I would like to run Splunk in AWS. I would like to send log data to the system and, as Splunk indexes this, I would like Splunk to build a copy of my raw data in Amazon S3. I've looked at the following options, but nothing seems to quite fit:
Shuttl (https://github.com/splunk/splunk-shuttl) looks good, but nobody is actively developing this Splunk Archiving: This archives Splunk's native files. I could write something to move files to S3, but it doesn't seem that I could get the raw data? I would guess that the raw data is somewhere deep in Splunk's file format, but is this likely to change in the future? Also, archiving looks like it works on old data and I would like to move data to S3 as it is indexed. Splunk Hadoop Connect: This seems to export parsed data, not the raw data (although I may have read this wrong).

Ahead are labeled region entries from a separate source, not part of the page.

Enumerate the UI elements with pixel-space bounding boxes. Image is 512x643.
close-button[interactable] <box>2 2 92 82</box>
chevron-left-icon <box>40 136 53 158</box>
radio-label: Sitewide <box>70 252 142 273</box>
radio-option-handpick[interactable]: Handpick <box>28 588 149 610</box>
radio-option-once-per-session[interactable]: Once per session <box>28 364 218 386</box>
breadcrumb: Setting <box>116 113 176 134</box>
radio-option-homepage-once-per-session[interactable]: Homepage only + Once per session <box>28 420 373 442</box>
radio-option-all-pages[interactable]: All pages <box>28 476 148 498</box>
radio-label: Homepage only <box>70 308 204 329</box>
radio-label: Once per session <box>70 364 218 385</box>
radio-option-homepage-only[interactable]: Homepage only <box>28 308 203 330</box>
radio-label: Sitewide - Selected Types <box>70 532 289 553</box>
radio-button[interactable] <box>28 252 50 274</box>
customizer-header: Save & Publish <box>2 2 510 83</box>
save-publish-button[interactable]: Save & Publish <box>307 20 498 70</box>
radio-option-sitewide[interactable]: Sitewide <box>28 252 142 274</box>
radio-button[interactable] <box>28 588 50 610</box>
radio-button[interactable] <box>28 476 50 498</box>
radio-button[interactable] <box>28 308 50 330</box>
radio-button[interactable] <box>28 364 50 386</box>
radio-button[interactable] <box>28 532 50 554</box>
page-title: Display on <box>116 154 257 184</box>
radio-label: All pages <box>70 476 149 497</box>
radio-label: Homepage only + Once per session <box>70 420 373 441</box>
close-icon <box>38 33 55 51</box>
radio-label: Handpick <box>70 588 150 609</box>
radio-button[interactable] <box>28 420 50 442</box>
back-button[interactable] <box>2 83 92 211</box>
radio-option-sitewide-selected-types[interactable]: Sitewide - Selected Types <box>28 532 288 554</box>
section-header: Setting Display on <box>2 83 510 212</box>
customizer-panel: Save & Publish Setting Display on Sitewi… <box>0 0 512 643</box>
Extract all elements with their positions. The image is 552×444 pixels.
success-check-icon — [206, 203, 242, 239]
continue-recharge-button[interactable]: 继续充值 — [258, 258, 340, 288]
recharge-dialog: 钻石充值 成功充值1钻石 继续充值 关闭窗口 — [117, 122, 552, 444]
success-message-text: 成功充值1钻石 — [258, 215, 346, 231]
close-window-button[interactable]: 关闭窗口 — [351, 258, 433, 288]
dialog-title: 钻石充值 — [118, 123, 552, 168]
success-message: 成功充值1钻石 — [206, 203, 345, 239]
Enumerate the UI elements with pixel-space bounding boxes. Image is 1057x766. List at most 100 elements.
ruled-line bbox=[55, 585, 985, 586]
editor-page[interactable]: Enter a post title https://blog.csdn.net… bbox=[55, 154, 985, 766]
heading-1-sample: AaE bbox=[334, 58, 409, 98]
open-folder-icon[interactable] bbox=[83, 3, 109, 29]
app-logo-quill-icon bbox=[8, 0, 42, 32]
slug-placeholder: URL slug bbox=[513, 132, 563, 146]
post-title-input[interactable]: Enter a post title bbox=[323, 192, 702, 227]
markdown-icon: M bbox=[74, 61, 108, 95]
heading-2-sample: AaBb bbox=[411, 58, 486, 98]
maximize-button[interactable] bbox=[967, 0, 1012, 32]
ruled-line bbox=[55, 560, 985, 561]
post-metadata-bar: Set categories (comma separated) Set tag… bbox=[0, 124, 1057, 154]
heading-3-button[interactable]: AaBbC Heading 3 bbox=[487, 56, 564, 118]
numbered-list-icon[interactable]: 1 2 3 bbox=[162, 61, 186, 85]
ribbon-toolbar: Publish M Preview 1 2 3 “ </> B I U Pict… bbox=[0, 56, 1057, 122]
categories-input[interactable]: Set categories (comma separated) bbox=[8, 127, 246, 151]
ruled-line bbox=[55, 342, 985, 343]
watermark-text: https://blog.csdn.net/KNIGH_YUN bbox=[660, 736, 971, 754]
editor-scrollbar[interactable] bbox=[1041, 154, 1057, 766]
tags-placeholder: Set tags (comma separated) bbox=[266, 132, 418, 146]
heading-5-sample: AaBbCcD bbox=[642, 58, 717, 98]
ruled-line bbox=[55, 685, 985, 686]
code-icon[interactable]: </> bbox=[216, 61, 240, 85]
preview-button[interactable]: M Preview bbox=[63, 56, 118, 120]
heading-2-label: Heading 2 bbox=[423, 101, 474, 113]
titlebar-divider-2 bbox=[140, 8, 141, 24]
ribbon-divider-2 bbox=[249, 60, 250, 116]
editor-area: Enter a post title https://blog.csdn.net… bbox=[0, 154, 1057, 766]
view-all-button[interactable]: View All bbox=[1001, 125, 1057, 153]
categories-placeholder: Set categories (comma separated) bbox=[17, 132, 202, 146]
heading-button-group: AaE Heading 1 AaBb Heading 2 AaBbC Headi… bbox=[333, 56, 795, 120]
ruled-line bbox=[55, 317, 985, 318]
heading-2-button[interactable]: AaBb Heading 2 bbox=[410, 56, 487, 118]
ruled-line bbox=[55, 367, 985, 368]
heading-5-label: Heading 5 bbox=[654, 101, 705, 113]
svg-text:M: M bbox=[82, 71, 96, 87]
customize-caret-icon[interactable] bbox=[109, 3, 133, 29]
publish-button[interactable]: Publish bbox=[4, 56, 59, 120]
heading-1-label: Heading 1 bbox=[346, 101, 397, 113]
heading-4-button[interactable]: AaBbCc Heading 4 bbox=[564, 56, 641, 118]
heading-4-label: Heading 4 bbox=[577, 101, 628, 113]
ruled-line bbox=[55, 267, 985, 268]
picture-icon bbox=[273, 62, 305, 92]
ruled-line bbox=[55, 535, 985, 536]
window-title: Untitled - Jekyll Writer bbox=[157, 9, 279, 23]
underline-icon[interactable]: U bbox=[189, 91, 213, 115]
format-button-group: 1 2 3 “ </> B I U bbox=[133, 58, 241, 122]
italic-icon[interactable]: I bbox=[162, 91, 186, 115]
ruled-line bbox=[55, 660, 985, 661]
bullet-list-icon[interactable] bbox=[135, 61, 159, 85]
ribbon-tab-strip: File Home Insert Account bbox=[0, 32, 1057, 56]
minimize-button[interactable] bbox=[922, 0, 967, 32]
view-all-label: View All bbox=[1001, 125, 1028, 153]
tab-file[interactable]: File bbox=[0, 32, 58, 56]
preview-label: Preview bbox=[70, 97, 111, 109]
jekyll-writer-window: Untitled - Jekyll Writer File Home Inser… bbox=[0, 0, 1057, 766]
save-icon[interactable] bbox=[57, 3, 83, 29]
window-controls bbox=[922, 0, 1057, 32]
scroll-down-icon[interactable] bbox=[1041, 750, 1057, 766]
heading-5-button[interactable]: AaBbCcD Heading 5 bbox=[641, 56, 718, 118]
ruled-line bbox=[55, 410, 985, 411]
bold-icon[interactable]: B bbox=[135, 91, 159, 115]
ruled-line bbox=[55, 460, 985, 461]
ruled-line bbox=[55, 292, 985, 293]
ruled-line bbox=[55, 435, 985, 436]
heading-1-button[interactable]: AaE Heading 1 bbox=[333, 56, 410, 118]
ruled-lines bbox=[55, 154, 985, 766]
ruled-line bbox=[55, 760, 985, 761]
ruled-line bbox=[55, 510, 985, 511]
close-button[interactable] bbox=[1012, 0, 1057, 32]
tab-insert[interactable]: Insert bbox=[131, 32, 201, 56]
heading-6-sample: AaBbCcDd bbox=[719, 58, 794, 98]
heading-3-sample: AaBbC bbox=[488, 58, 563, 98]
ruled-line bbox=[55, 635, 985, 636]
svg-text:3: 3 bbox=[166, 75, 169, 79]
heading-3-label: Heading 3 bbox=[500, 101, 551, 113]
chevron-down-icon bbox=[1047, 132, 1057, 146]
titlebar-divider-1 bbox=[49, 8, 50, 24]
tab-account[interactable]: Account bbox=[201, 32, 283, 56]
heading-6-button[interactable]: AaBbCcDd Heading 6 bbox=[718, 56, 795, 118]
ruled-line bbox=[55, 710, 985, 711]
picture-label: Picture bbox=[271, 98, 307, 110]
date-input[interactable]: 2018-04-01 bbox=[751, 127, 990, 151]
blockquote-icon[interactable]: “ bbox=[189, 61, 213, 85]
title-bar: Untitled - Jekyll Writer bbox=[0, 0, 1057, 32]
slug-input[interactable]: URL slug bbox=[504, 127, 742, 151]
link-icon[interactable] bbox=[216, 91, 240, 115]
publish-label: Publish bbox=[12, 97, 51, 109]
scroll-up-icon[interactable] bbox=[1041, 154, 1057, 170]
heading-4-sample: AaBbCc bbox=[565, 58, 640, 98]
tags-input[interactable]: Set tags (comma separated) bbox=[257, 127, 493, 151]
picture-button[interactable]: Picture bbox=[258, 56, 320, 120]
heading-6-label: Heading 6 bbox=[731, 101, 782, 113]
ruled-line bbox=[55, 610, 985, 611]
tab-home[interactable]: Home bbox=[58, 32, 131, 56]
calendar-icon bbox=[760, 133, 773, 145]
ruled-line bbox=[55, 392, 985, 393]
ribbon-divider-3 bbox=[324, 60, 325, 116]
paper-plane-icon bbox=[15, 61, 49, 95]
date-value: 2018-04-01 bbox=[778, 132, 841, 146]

Have Splunk monitor a DIFFERENT directory than where the files are coming and tell it to delete the files when it is done with them like this in inputs.conf:
move_policy = sinkhole
Then have a script in the cron firing continuously that does this:
For every file in the incoming directory:
IF the file is not in the "linked" DB, create a copy/link to MyPath where Splunk is monitoring, then add it to the "linked" DB.
ELSE if the file is no longer linked to the Splunk directory, archive it to Amazon S3 (Splunk is done with it) and remove it from the "linked" DB.